• Mengenal Fotografi Robert Capa
    yuzkumbarasi

    Mengenal Fotografi Robert Capa

    Mengenal Fotografi Robert Capa – Lahir AndrĂ© Friedmann pada tahun 1913 di Budapest, Robert Capa dikenang sebagai salah satu fotografer perang terbesar abad ke-20.

    Aura tertentu menyelimuti kehidupan Robert Capa, salah satunya kebesaran, kesedihan dan juga misteri. Seorang fotografer perang yang membenci perang, Capa telah dikutip mengatakan, ‘Keinginan terbesar fotografer perang adalah untuk pengangguran’. Fotografi peranglah yang memungkinkannya untuk mempengaruhi dunia, namun tragisnya itu juga mempersingkat hidupnya, terbunuh oleh ranjau darat pada tahun 1954 pada usia 40 tahun. Mengungkap pengalaman multifaset dari lima perang terpisah ke dunia, Capa’s pekerjaan masih berdiri sampai hari ini sebagai beberapa foto perang paling berpengaruh yang pernah diambil.

    Robert Capa lahir dalam keluarga Yahudi di Hongaria dengan nama AndrĂ© Friedmann pada tahun 1913 tetapi meninggalkan Budapest pada usia 18 tahun untuk bekerja di Berlin. Bekerja sebagai asisten kamar gelap, hidupnya di Jerman berakhir dengan kebangkitan Fasisme dan dia pindah ke Paris berharap untuk melanjutkan karir yang diinginkannya sebagai jurnalis lepas. Di Prancis, Friedmann berjuang untuk mendapatkan pekerjaan, sampai – dengan bantuan Gerda Taro – dia menciptakan identitas baru untuk dirinya sendiri: Robert Capa. Mengiklankan dirinya sebagai fotografer Amerika yang ‘terkenal’, Capa bisa mendapatkan pekerjaan sebagai jurnalis foto, dan tugas pertamanya membawanya ke Denmark untuk memotret pidato ‘In Defense of October’ Leon Trotsky. Namun, fotografi terakhirnya tentang Perang Saudara Spanyol (1936-1939) yang benar-benar menarik perhatian dunia. Selama konflik ini, Capa mengambil fotonya yang terkenal, Kematian Seorang Prajurit Loyalis.
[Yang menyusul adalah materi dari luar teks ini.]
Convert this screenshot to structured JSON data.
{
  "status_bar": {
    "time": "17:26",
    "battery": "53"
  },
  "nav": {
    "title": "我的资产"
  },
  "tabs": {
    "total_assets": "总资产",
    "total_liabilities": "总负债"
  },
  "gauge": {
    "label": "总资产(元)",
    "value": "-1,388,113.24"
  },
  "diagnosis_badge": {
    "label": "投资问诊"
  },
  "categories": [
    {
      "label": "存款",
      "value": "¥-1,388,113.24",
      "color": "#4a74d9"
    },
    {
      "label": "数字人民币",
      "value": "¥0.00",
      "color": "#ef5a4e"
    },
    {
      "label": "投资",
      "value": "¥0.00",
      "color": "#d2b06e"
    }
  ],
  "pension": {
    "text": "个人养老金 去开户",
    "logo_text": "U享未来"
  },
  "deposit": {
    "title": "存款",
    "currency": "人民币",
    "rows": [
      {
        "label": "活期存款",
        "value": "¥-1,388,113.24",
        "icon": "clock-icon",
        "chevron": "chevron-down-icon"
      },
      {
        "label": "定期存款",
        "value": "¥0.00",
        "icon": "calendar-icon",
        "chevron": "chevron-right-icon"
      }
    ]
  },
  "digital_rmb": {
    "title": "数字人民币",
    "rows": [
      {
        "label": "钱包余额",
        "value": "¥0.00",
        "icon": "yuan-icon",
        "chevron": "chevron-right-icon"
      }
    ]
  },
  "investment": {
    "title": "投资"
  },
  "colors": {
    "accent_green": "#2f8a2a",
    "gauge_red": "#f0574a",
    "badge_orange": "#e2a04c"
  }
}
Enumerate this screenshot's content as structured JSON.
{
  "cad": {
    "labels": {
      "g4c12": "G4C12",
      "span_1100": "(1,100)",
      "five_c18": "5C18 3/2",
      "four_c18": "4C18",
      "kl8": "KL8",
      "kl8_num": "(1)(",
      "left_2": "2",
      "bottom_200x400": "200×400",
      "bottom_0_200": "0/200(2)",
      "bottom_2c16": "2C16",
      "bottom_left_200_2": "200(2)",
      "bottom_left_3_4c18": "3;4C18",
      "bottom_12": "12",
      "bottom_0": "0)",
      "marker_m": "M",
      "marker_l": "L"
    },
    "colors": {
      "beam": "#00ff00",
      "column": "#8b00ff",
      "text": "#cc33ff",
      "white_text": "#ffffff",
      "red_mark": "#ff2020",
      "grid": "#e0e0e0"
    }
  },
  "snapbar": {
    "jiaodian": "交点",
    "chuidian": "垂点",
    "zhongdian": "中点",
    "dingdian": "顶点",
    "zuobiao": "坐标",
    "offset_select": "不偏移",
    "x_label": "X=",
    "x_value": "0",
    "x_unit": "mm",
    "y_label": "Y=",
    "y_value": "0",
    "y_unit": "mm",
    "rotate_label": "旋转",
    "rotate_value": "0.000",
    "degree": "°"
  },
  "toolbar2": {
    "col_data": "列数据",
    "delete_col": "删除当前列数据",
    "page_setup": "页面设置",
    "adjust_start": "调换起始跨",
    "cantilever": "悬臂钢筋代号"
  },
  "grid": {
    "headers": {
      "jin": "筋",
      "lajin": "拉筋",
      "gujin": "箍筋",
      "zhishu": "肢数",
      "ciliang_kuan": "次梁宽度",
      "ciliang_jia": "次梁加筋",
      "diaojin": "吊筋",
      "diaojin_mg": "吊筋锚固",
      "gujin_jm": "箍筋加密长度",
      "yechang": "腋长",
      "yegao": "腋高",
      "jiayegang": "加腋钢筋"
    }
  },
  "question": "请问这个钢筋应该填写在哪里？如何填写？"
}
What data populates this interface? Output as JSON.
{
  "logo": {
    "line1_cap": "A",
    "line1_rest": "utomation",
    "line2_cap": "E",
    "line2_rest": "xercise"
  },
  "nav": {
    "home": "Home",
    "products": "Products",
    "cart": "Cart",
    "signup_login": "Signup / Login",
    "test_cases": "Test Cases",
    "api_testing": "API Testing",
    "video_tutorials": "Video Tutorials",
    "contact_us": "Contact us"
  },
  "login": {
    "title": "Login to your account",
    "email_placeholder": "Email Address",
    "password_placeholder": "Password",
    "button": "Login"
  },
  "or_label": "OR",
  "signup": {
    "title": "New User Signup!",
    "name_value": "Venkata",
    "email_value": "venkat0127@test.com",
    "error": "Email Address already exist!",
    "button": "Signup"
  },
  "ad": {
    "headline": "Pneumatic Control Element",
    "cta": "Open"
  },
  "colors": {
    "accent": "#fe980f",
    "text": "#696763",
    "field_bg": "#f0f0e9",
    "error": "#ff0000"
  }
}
Gambar ini, yang tampaknya menangkap momen kematian, sangat mengerikan dan menawan, menarik perhatian penonton saat momen tragis terus menerus tertangkap dalam gerakan diam. Foto ini telah menjadi topik perdebatan, dengan banyak skeptis yang menggunakan forensik gambar untuk mengidentifikasi bahwa lokasi foto berbeda dari yang diklaim. Dengan penemuan ini, banyak yang mengklaim bahwa foto itu dibuat-buat. Perdebatan ini menambah aura ekstra di sekitar foto; foto kematian dan perang, dan juga keaslian dan simbolisme, pokok bahasan dan skandal telah menjadikan ini salah satu foto yang paling dibicarakan kritis sepanjang masa.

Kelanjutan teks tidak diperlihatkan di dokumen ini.